Chenevert v. Springer., W.L. 2534192; LEXIS 13147 (5th Cir. 2011)

 

Statute of Limitations; Sexual Molestation; Applicability of Discovery Rule: The plaintiffs sued alleging that they were sexually abused by the defendant-Roman Catholic priest ordained by a religious order of the Roman Catholic Church.  The abuse occurred more than 25 years before the lawsuit was filed.  The trial court, despite the “horrific abuse” alleged, granted the defendant’s summary judgment motion finding the claims to be time-barred.  The plaintiff contended that the discovery rule should apply because of the repression of memories of such assaults.  Held: The Fifth Circuit affirmed the grant of summary judgment finding that application of the discovery rule was inappropriate.  In particular, the court noted that in the plaintiffs’ depositions, they admitted to having recalled the details of the abuse.  Nevertheless, the plaintiffs proffered affidavit testimony from an expert witness who stated that losing conscious memory of traumatic events for awhile and then recovering them at a later date was a real phenomenon that should make application of the discovery rule appropriate.  The court rejected this argument because the plaintiffs failed to testify that they had ever repressed memories of the events that gave rise to their suit.  Note:  This result is consistent with prior Texas Supreme Court precedent holding that the discovery rule should generally not be applied to cases of sexual molestation on a repressed memory theory because such claims were not both inherently undiscoverable and capable of objective proof.  See S.V. v. R.V., 933 S.W.2d 1 (Tex. 1996).

 

 

Loftin v.

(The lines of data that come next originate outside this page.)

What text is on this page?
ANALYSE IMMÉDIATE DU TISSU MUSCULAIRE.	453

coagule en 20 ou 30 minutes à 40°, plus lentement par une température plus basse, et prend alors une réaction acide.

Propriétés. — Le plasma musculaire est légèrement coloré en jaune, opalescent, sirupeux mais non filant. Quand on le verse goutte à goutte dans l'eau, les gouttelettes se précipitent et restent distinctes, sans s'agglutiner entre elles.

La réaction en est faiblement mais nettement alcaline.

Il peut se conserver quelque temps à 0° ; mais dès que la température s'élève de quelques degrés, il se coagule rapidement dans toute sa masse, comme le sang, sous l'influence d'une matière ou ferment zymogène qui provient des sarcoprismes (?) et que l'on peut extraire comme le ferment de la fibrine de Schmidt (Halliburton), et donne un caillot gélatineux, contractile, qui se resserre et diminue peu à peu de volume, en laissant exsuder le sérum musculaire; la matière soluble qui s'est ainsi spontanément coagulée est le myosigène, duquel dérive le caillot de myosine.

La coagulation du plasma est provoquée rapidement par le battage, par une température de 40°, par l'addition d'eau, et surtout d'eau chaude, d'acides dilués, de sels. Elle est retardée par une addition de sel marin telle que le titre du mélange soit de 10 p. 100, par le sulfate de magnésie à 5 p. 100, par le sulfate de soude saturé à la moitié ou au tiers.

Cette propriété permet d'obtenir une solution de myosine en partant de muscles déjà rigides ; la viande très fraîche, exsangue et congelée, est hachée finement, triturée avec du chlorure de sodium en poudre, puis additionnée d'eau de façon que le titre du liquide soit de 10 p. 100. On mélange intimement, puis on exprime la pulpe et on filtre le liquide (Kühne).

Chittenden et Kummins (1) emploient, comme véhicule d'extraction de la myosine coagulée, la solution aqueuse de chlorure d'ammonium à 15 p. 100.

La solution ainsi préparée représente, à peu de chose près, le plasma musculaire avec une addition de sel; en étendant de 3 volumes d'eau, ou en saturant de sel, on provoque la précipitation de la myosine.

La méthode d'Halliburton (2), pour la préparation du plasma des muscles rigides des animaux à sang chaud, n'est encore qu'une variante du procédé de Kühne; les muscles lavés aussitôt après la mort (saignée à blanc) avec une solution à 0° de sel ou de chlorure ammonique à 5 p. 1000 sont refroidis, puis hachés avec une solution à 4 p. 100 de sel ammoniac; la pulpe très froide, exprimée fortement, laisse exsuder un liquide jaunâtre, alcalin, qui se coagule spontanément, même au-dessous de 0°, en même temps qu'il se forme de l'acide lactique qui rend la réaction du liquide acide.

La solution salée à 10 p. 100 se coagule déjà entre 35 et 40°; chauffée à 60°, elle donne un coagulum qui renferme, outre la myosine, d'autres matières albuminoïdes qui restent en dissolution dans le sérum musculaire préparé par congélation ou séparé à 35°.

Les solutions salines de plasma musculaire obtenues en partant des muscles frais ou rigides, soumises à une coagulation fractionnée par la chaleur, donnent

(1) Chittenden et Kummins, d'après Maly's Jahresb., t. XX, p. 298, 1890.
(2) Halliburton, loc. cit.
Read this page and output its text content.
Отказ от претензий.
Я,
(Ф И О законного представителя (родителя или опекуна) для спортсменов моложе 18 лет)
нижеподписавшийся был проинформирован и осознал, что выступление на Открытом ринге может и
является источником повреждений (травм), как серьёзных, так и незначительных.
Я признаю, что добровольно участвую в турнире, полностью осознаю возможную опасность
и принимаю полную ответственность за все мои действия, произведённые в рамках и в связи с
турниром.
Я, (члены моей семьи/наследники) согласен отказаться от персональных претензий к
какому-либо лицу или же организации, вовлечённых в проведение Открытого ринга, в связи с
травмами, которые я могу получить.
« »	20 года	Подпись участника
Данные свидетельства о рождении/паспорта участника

Lee, 341 S.W.3d 352 (Tex. 2011)

 

Horseback Riding; Assumption of Risk Defense:  The plaintiff, though an owner of horses, was an inexperienced rider.  The plaintiff decided to go riding with her friend, the defendant, on one of the defendant’s horses (called “Smash”).  While riding the trail chosen by the defendant through some mud, a vine hanging down from some trees touched Smash’s flank and the combination of the vine and the mud spooked the horse.  Smash bolted, the plaintiff fell and fractured her vertebrae.   In response to the plaintiff’s lawsuit against the defendant for negligently taking an inexperienced rider through a trail consisting of mud and vines, the trial court granted the defendant’s summary judgment finding that the risk was an inherent risk of the activity that had been assumed by the plaintiff.  The court of appeals reversed.  Held:  The Texas Supreme Court reversed and rendered judgment for the defendant finding that the defense of implied assumption of the risk applied and precluded liability under these circumstances.  The Texas Equine Activity Limitation of Liability Act, Tex. Civ. Prac. & Rem. Code § 87.0001--.005 expressly precluded liability for all inherent risks of equine activity.  The non-exhaustive list provided by the statute of such inherent risks specifically included “the potential of a participant to act in a negligent manner that may contribute to injury to the participant of another.”  Further, the statute declared another inherent risk to be “the unpredictability of an equine animal’s reaction to sound, a sudden movement, or an unfamiliar object, person, or other animal.”  The plaintiff contended that when the particular risk was one that could have been avoided by the exercise of reasonable care, in this case choosing a different trail, the statutory protection did not apply.  The Supreme Court held otherwise holding that that statutory protections should be broadly applied.  If the Act only protected horseback riding sponsors who were not negligent, “[i]t would have been pointless for the Legislature to limit liability when none existed.  We must presume that the Legislature intended more.”